I do have some ideas on how nondual teachings might be improved. But for now they're speculative, untested, and not yet well thought out. I plan to think through some of these ideas in future essays.
And the rest I hope to test in my future efforts to teach.But before I close, I'd like to share two more insights that I think were essential for deepening my own nondual understanding.
Don't settle for brief glimpses of nonduality. See if you can live this understanding.
And be willing to face the truth. If you're unwilling to be with pain, discomfort, conditioning, and trauma, you cannot know and feel your true self fully.
You are capable of more than you can imagine.
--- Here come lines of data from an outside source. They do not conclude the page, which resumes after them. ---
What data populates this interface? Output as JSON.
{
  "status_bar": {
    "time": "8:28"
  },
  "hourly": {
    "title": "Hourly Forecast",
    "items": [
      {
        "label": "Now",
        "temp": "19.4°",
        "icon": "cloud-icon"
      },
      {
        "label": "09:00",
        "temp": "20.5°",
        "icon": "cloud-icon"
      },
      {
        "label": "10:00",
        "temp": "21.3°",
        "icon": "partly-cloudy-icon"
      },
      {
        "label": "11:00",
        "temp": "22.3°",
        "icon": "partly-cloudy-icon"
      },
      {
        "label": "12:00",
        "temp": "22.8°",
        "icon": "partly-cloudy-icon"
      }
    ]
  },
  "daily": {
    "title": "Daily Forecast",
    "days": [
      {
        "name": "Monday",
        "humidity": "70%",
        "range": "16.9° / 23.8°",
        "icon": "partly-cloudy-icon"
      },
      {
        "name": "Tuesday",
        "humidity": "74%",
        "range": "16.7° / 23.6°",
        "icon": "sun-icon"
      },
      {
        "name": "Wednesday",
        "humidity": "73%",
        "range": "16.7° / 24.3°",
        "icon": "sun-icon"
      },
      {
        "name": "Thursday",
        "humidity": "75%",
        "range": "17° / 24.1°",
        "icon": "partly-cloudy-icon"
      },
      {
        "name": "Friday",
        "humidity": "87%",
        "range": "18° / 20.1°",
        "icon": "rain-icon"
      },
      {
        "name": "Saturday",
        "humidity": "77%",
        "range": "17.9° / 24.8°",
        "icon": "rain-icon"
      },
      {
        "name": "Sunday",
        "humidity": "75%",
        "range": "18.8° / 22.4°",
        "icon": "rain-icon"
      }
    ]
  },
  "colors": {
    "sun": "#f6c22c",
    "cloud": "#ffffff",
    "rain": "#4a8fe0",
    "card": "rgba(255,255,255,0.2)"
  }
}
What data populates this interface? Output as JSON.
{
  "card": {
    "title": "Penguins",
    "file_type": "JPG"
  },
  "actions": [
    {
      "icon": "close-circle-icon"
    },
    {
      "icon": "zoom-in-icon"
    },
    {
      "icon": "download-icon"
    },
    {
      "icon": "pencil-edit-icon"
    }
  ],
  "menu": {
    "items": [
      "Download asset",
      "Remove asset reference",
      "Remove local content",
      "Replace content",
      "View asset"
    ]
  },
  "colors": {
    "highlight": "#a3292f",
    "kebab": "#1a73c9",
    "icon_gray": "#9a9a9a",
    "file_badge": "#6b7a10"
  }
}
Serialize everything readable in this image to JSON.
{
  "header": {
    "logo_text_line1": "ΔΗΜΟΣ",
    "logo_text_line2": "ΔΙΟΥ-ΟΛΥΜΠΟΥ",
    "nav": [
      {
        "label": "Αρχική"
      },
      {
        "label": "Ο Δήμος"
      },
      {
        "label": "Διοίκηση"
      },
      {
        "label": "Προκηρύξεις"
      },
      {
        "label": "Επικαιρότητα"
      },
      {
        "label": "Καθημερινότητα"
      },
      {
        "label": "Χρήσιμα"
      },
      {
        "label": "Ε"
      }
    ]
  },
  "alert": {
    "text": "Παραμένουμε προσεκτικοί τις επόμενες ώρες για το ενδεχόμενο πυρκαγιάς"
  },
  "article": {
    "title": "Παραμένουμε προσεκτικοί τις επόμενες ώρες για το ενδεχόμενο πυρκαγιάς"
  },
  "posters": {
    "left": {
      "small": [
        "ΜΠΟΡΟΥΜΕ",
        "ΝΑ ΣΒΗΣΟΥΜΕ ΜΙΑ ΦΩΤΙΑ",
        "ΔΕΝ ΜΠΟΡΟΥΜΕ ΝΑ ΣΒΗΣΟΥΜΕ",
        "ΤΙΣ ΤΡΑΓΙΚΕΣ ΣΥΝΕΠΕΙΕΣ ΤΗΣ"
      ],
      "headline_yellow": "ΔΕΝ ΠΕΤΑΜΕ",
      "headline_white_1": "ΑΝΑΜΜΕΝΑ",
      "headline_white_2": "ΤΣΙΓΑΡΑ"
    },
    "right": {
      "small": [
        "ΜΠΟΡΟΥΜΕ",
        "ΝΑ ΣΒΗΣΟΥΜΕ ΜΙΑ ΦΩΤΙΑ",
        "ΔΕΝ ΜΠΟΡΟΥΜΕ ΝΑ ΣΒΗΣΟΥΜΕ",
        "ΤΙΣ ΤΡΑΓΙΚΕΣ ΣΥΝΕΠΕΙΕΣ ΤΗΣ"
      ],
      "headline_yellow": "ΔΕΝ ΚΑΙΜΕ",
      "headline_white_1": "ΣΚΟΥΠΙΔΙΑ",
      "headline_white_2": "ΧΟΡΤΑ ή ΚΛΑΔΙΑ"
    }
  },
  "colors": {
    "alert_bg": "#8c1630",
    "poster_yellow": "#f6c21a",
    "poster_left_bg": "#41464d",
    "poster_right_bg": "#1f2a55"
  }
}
We can verify all of this in our own direct experience. And for the sake of happiness, I'm not sure that anything else is necessary. Could the experience of nonduality be revealing something about the true nature of reality? Possibly. But there's something about the metaphysical claims made by some nondual teachers that seems uncritical and unnecessarily polarizing. One example of this to help you judge for yourself is the first half of the conversation between Sam Harris and Rupert Spira. (I don't yet know enough about what makes an explanation critical to say exactly what seems uncritical about the nondual metaphysical explanations like the one Rupert gives in this conversation, but I think I'll try thinking through this problem in a future essay.)
Theravada Buddhism is the tradition influencing insight meditation and mindfulness practices. It's also the path I followed in the first few years of my spiritual journey.
I'm basing this on my own internal exploration and what I've seen in my time with both direct and indirect communities. Though their could be a selection bias with beginners tending toward indirect paths and advanced students tending toward direct paths.
I'd especially recommend experimenting with Rupert's yoga meditations. Awakening experiences are becoming more common. What's less common is feeling and perceiving that you are one with everyone and everything. Rupert's yoga meditations were transformative in helping me to this end.